Members in the Media
From: The New York Times

Cognitive Science Meets Pre-Algebra

The New York Times:

The math students at Liberty Middle School were not happy. The seventh graders’ homework was harder and more time-consuming at first, and many of the problems seemed stale. They were old, from weeks or months ago — proportions, again? — and solving them interrupted the flow of the students’ current work.

“The result is that you feel you’ve learned the material really well; people prefer blocked practice, when you ask them,” said Robert A. Bjork, a psychologist at the University of California, Los Angeles. “But they do much better on later tests when they practiced interleaved, or mixed, sets of problems or skills. It’s completely counterintuitive.”
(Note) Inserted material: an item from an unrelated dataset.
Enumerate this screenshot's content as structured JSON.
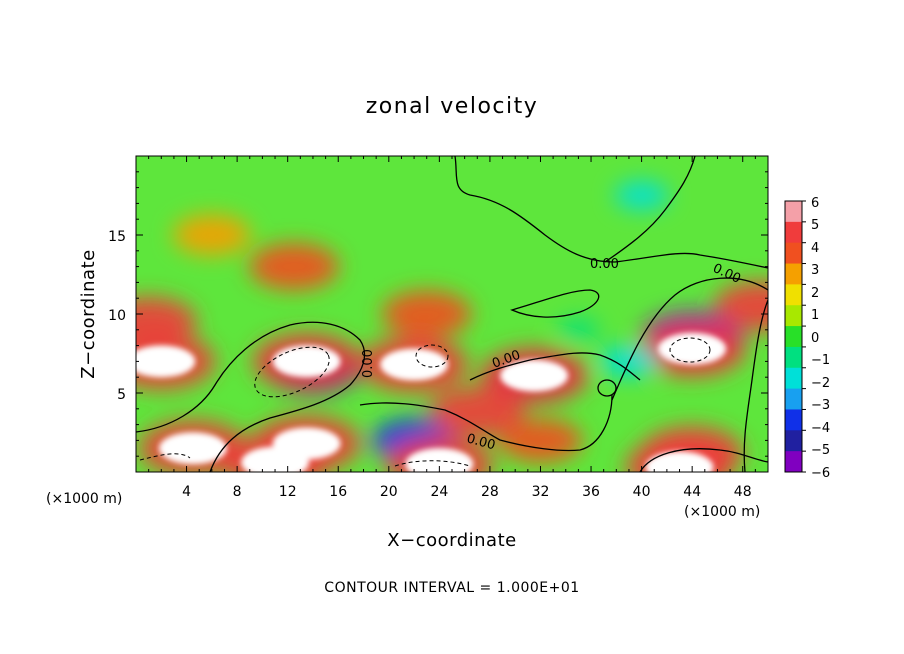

The researchers started small: eight seventh-grade pre-algebra classes, 140 students in all. “We didn’t introduce anything new, or ask teachers to do any additional work,” said the lead investigator, Doug Rohrer, a psychologist at the University of South Florida and a former math teacher himself; his co-authors were Robert F. Dedrick and Kaleena Burgess. “We simply rearranged the material they already use.”
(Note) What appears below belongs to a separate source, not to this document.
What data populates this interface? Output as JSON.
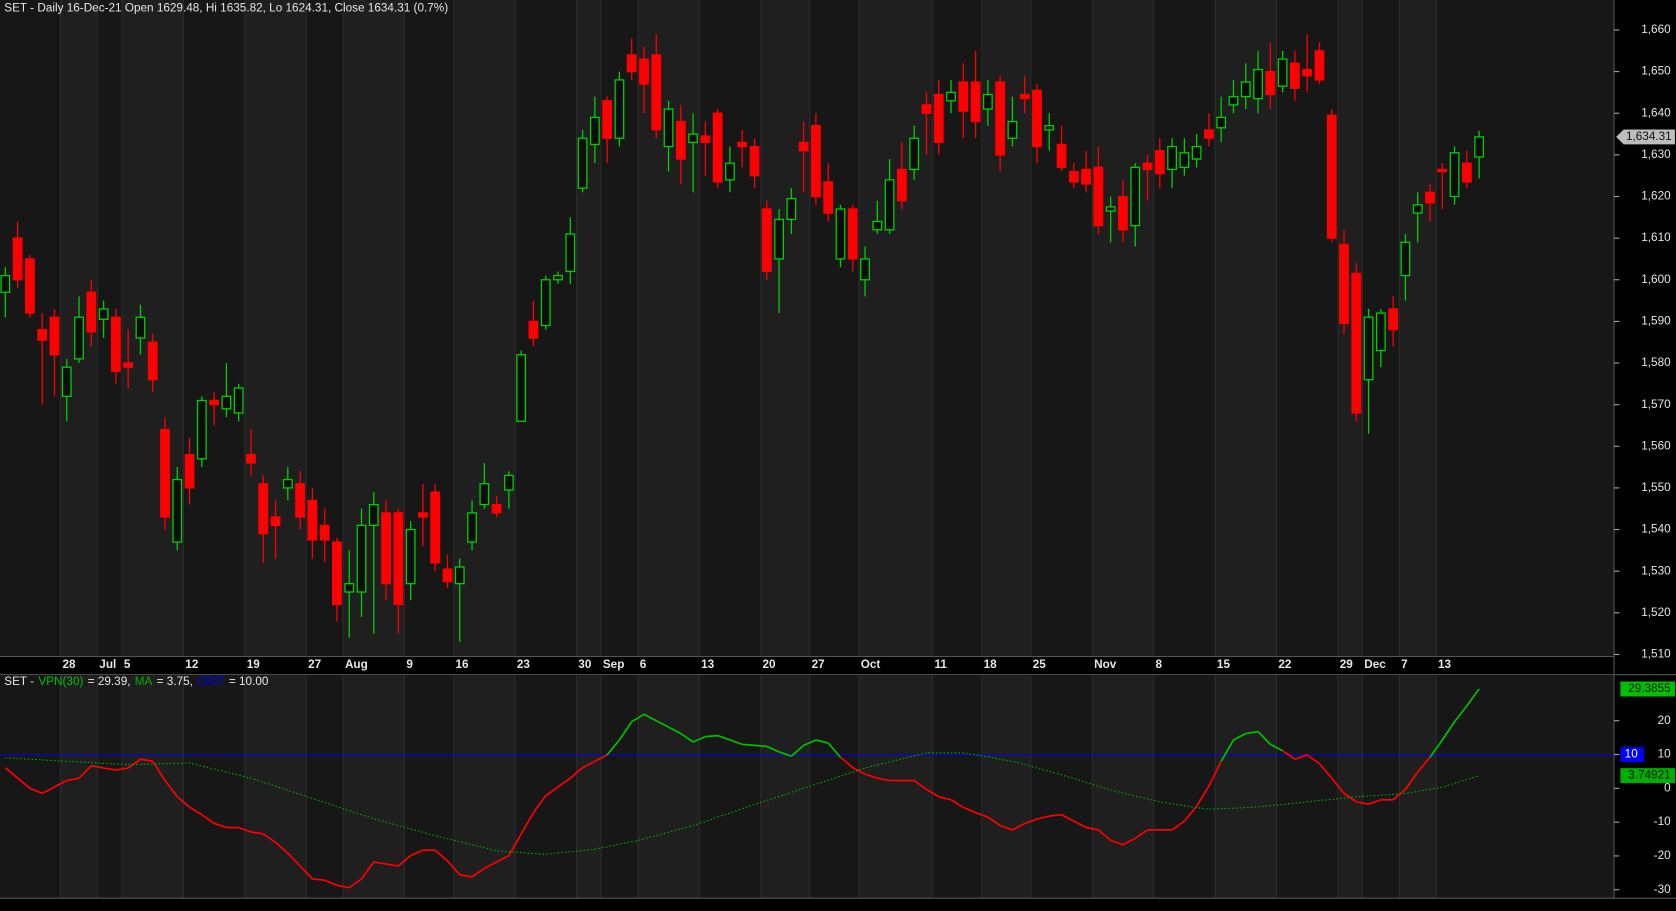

“But I’m much more concerned with how these lab-based techniques interact with everything else in the classroom: the different dynamics, different kids, different teaching styles. For example, some percentage of teachers are going to say, ‘This doesn’t fit with how I teach math.’ Period. A lot of other people are simply not going to grasp what’s required to make it work. The question is: Is it adaptable?”

Most psychologists who study learning think so. “Remember, learning is slower when you begin interleaving,” said John Dunlosky, a psychologist at Kent State University. “If you have both groups learn the material to the same level — that is, if you give the people doing interleaving a little extra time at the beginning — then the benefits of mixed practice will be even larger, I expect.”